NumbNelly Keep posting on here if you can. I agree with RustyPaperclip - I have also had a lot of support here on MN when I have been through difficult patches. There are usually a few people on MN who are awake at any one time who will post back.

I even started a thread about this type of thing, where you might find some support if you want to be with other people.

Other than that, distract, distract, distract, and call the Samaritans or another helpline if you need a voice on the other end of the line. Kudos to you for staying away from self-harm as a coping strategy if you are able to. I try to stay away from the negative coping strategies and tried out lots and lots of other ones until I found ones that worked for me. If you need to just hang on in there to your GP appointment, do you have any plans between now and then?

flowers

Broken1Girl Mon 12-Sep-16 06:53:57

Oh love flowers
I know what you mean about feeling a lot of things but also numb. That's normal.
Do you need medical attention? I'm not asking what you tried to do, although if you want to tell us go ahead, but I wouldn't want you to have any long-term consequences.
When is your GP appointment? If you feel unsafe before then, you can make an urgent appointment or go to A&E.
Keep talking x

NumbNelly Mon 12-Sep-16 11:02:33

My appointment is tomorrow. I overdosed and I'm still feeling the affects but they were happy to discharge me

RustyPaperclip Mon 12-Sep-16 21:57:43

How are you feeling today?

NumbNelly Tue 13-Sep-16 10:25:53

Rusty a little better but still run down. I'm in the doctors now and I don't even know what to say. Doesn't help they've made the appointment with a doctor I've never met before.

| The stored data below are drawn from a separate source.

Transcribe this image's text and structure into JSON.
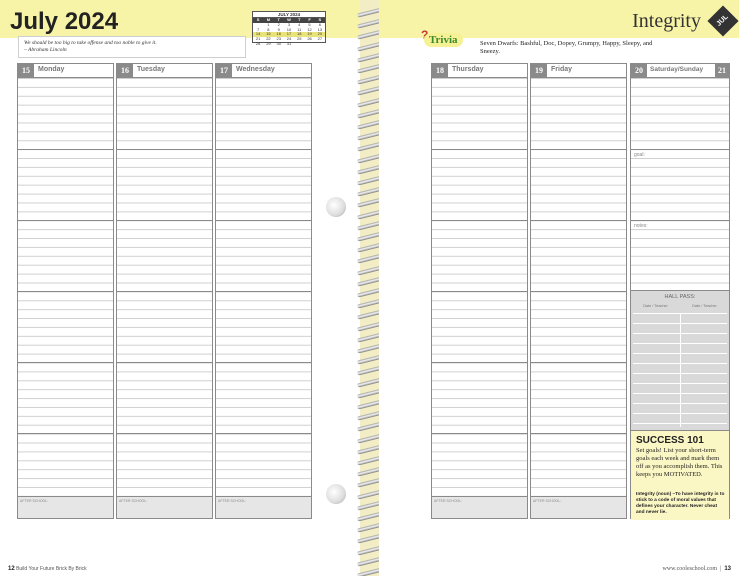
{
  "left": {
    "month_title": "July 2024",
    "quote": "We should be too big to take offense and too noble to give it.",
    "quote_author": "– Abraham Lincoln",
    "footer_page": "12",
    "footer_text": "Build Your Future Brick By Brick",
    "days": [
      {
        "num": "15",
        "name": "Monday"
      },
      {
        "num": "16",
        "name": "Tuesday"
      },
      {
        "num": "17",
        "name": "Wednesday"
      }
    ]
  },
  "mini_calendar": {
    "title": "JULY 2024",
    "weekdays": [
      "S",
      "M",
      "T",
      "W",
      "T",
      "F",
      "S"
    ],
    "weeks": [
      [
        "",
        "1",
        "2",
        "3",
        "4",
        "5",
        "6"
      ],
      [
        "7",
        "8",
        "9",
        "10",
        "11",
        "12",
        "13"
      ],
      [
        "14",
        "15",
        "16",
        "17",
        "18",
        "19",
        "20"
      ],
      [
        "21",
        "22",
        "23",
        "24",
        "25",
        "26",
        "27"
      ],
      [
        "28",
        "29",
        "30",
        "31",
        "",
        "",
        ""
      ]
    ],
    "highlight_week": 2
  },
  "right": {
    "theme_title": "Integrity",
    "tab_label": "JUL",
    "trivia_label": "Trivia",
    "trivia_text": "Seven Dwarfs: Bashful, Doc, Dopey, Grumpy, Happy, Sleepy, and Sneezy.",
    "days": [
      {
        "num": "18",
        "name": "Thursday"
      },
      {
        "num": "19",
        "name": "Friday"
      }
    ],
    "weekend": {
      "num": "20",
      "name": "Saturday/Sunday",
      "num2": "21"
    },
    "goal_label": "goal:",
    "notes_label": "notes:",
    "hall_pass": {
      "title": "HALL PASS:",
      "col1": "Date / Teacher",
      "col2": "Date / Teacher"
    },
    "success": {
      "title": "SUCCESS 101",
      "text": "Set goals! List your short-term goals each week and mark them off as you accomplish them. This keeps you MOTIVATED."
    },
    "definition": "Integrity (noun) –To have integrity is to stick to a code of moral values that defines your character. Never cheat and never lie.",
    "footer_url": "www.cooleschool.com",
    "footer_page": "13"
  },
  "labels": {
    "initial": "INITIAL:",
    "after_school": "AFTER SCHOOL:"
  }
}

RustyPaperclip Tue 13-Sep-16 20:41:42

Oh love, I can imagine that might be difficult. Do you have a doctor you can open up to? Can you request to see him/her? I saw a new doctor last year when I was going through a tough time with with anxiety. I was so worried about talking to a doctor about it that I took my mum in with me! I was 29 grin I now trust him and find it easy to chat to him about how I am feeling. Please keep posting if it helps you, but don't worry if not. Just wanted to check how you are feeling smile

OhThatThingAgain Wed 14-Sep-16 21:33:21

How are you numb? Did the doctor help? I just wanted to say hi, we're here.

NumbNelly Thu 15-Sep-16 15:10:13

The doctor wasn't that helpful really.
Had a massive blowout with DP and now I'm feeling crappy again

user1470043860 Thu 15-Sep-16 15:12:12

Message deleted by MNHQ. Here's a link to our Talk Guidelines.

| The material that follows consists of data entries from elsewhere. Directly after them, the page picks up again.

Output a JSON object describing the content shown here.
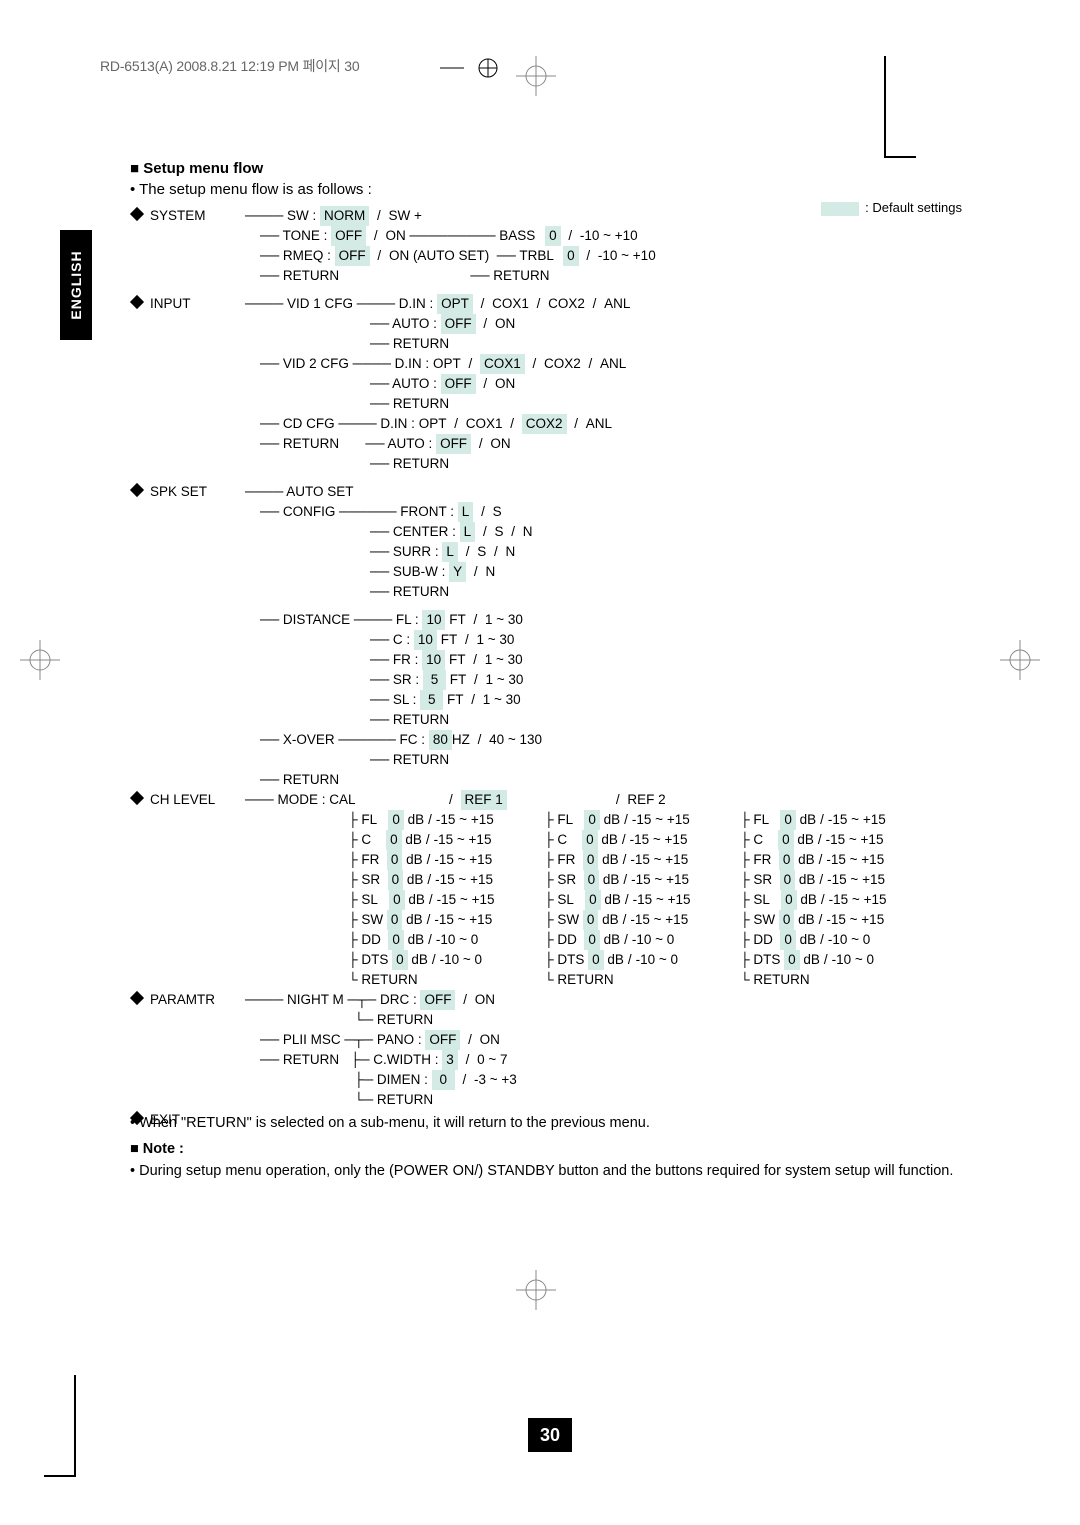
{
  "header": "RD-6513(A)  2008.8.21  12:19 PM   페이지 30",
  "title": "■ Setup menu flow",
  "intro": "• The setup menu flow is as follows :",
  "legend": ": Default settings",
  "pagenum": "30",
  "foot": {
    "l1": "• When \"RETURN\" is selected on a sub-menu, it will return to the previous menu.",
    "l2": "■ Note :",
    "l3": "• During setup menu operation, only the (POWER ON/) STANDBY button and the buttons required for system setup will function."
  },
  "english": "ENGLISH",
  "labels": {
    "system": "SYSTEM",
    "input": "INPUT",
    "spkset": "SPK SET",
    "chlevel": "CH LEVEL",
    "paramtr": "PARAMTR",
    "exit": "EXIT",
    "return": "RETURN",
    "sw": "SW :",
    "swplus": "SW +",
    "norm": "NORM",
    "tone": "TONE :",
    "off": "OFF",
    "on": "ON",
    "onauto": "ON (AUTO SET)",
    "rmeq": "RMEQ :",
    "bass": "BASS",
    "trbl": "TRBL",
    "range10": "-10 ~ +10",
    "zero": "0",
    "vid1": "VID 1 CFG",
    "vid2": "VID 2 CFG",
    "cdcfg": "CD   CFG",
    "din": "D.IN :",
    "opt": "OPT",
    "cox1": "COX1",
    "cox2": "COX2",
    "anl": "ANL",
    "auto": "AUTO :",
    "autoset": "AUTO SET",
    "config": "CONFIG",
    "distance": "DISTANCE",
    "xover": "X-OVER",
    "front": "FRONT   :",
    "center": "CENTER :",
    "surr": "SURR     :",
    "subw": "SUB-W   :",
    "L": "L",
    "S": "S",
    "N": "N",
    "Y": "Y",
    "fl": "FL   :",
    "c": "C    :",
    "fr": "FR  :",
    "sr": "SR  :",
    "sl": "SL   :",
    "ft": "FT",
    "d10": "10",
    "d5": "5",
    "drange": "1 ~ 30",
    "fc": "FC       :",
    "hz": "HZ",
    "fcv": "80",
    "fcrange": "40 ~ 130",
    "modecal": "MODE  : CAL",
    "ref1": "REF 1",
    "ref2": "REF 2",
    "chFL": "FL",
    "chC": "C",
    "chFR": "FR",
    "chSR": "SR",
    "chSL": "SL",
    "chSW": "SW",
    "chDD": "DD",
    "chDTS": "DTS",
    "db": "dB",
    "r15": "-15 ~ +15",
    "r10": "-10 ~ 0",
    "nightm": "NIGHT  M",
    "plii": "PLII  MSC",
    "drc": "DRC      :",
    "pano": "PANO   :",
    "cwidth": "C.WIDTH  :",
    "dimen": "DIMEN    :",
    "cwv": "3",
    "cwrange": "0 ~ 7",
    "dimv": "0",
    "dimrange": "-3 ~ +3"
  }
}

NumbNelly Thu 15-Sep-16 15:24:50

user me and DP don't live together thankfully

erinaceus Thu 15-Sep-16 19:46:31

Numb sending flowers

How are you now a few hours later?

PresidentOliviaMumsnet (MNHQ) Thu 15-Sep-16 19:58:56

We hope you don't mind, but when these threads are flagged up to us we usually add a link to our Mental Health resources - here. You can also go to the Samaritans' website here, or email them on jo@samaritans.org.

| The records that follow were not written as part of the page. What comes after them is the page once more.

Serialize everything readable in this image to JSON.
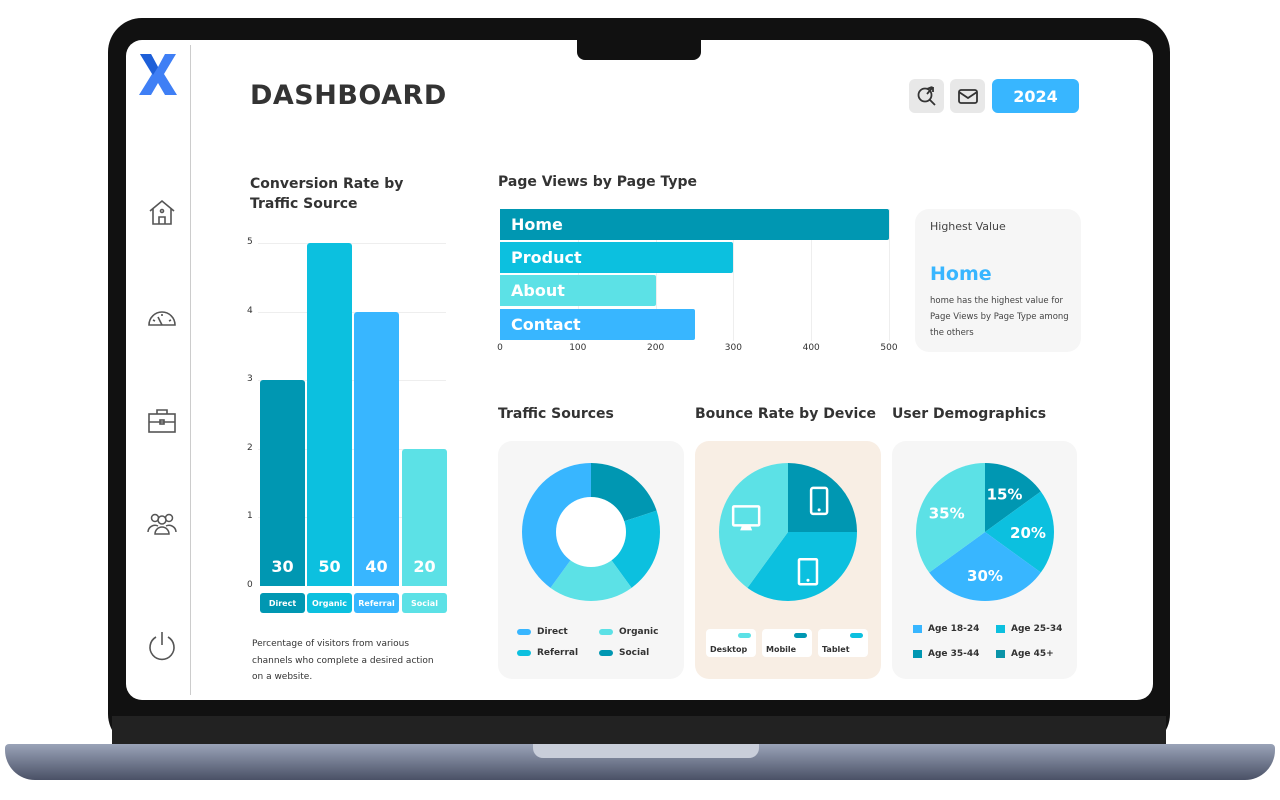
{
  "header": {
    "title": "DASHBOARD",
    "year_label": "2024",
    "icons": [
      "analytics-search-icon",
      "mail-icon"
    ]
  },
  "sidebar": {
    "logo": "X",
    "items": [
      {
        "icon": "home-icon"
      },
      {
        "icon": "gauge-icon"
      },
      {
        "icon": "briefcase-icon"
      },
      {
        "icon": "users-icon"
      },
      {
        "icon": "power-icon"
      }
    ]
  },
  "colors": {
    "dark_teal": "#0097b2",
    "cyan": "#0cc0df",
    "light_cyan": "#5ce1e6",
    "blue": "#38b6ff"
  },
  "conversion": {
    "title_line1": "Conversion Rate by",
    "title_line2": "Traffic Source",
    "description": "Percentage of visitors from various channels who complete a desired action on a website."
  },
  "page_views": {
    "title": "Page Views by Page Type",
    "highest": {
      "heading": "Highest Value",
      "value": "Home",
      "description": "home has the highest value for Page Views by Page Type among the others"
    }
  },
  "traffic": {
    "title": "Traffic Sources"
  },
  "bounce": {
    "title": "Bounce Rate by Device"
  },
  "demographics": {
    "title": "User Demographics"
  },
  "chart_data": [
    {
      "type": "bar",
      "categories": [
        "Direct",
        "Organic",
        "Referral",
        "Social"
      ],
      "values": [
        3,
        5,
        4,
        2
      ],
      "data_labels": [
        "30",
        "50",
        "40",
        "20"
      ],
      "ylim": [
        0,
        5
      ],
      "yticks": [
        "0",
        "1",
        "2",
        "3",
        "4",
        "5"
      ],
      "colors": [
        "#0097b2",
        "#0cc0df",
        "#38b6ff",
        "#5ce1e6"
      ],
      "grid": true
    },
    {
      "type": "bar",
      "orientation": "horizontal",
      "categories": [
        "Home",
        "Product",
        "About",
        "Contact"
      ],
      "values": [
        500,
        300,
        200,
        250
      ],
      "xlim": [
        0,
        500
      ],
      "xticks": [
        "0",
        "100",
        "200",
        "300",
        "400",
        "500"
      ],
      "colors": [
        "#0097b2",
        "#0cc0df",
        "#5ce1e6",
        "#38b6ff"
      ],
      "grid": true
    },
    {
      "type": "pie",
      "donut": true,
      "labels": [
        "Social",
        "Referral",
        "Organic",
        "Direct"
      ],
      "values": [
        20,
        20,
        20,
        40
      ],
      "colors": [
        "#0097b2",
        "#0cc0df",
        "#5ce1e6",
        "#38b6ff"
      ],
      "legend": [
        "Direct",
        "Organic",
        "Referral",
        "Social"
      ],
      "legend_colors": [
        "#38b6ff",
        "#5ce1e6",
        "#0cc0df",
        "#0097b2"
      ]
    },
    {
      "type": "pie",
      "labels": [
        "Mobile",
        "Tablet",
        "Desktop"
      ],
      "values": [
        25,
        35,
        40
      ],
      "colors": [
        "#0097b2",
        "#0cc0df",
        "#5ce1e6"
      ],
      "legend": [
        "Desktop",
        "Mobile",
        "Tablet"
      ],
      "legend_colors": [
        "#5ce1e6",
        "#0097b2",
        "#0cc0df"
      ]
    },
    {
      "type": "pie",
      "labels": [
        "15%",
        "20%",
        "30%",
        "35%"
      ],
      "values": [
        15,
        20,
        30,
        35
      ],
      "colors": [
        "#0097b2",
        "#0cc0df",
        "#38b6ff",
        "#5ce1e6"
      ],
      "legend": [
        "Age 18-24",
        "Age 25-34",
        "Age 35-44",
        "Age 45+"
      ],
      "legend_colors": [
        "#38b6ff",
        "#0cc0df",
        "#0097b2",
        "#0a94a8"
      ]
    }
  ]
}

Support from other Mumsnetters is great and we really hope you will be able to take some comfort from your fellow posters, but as other MNers will tell you, it's really a good idea to seek RL help and support as well.

We also like to remind everyone that, although we're awed daily by the astonishing support our members give each other through life's trickier twists and turns, we'd always caution anyone never to give more of themselves to another poster, emotionally or financially, than they can afford to spare.

Sorry for hijacking your thread, Nelly , and we really hope things start to look up for you soon.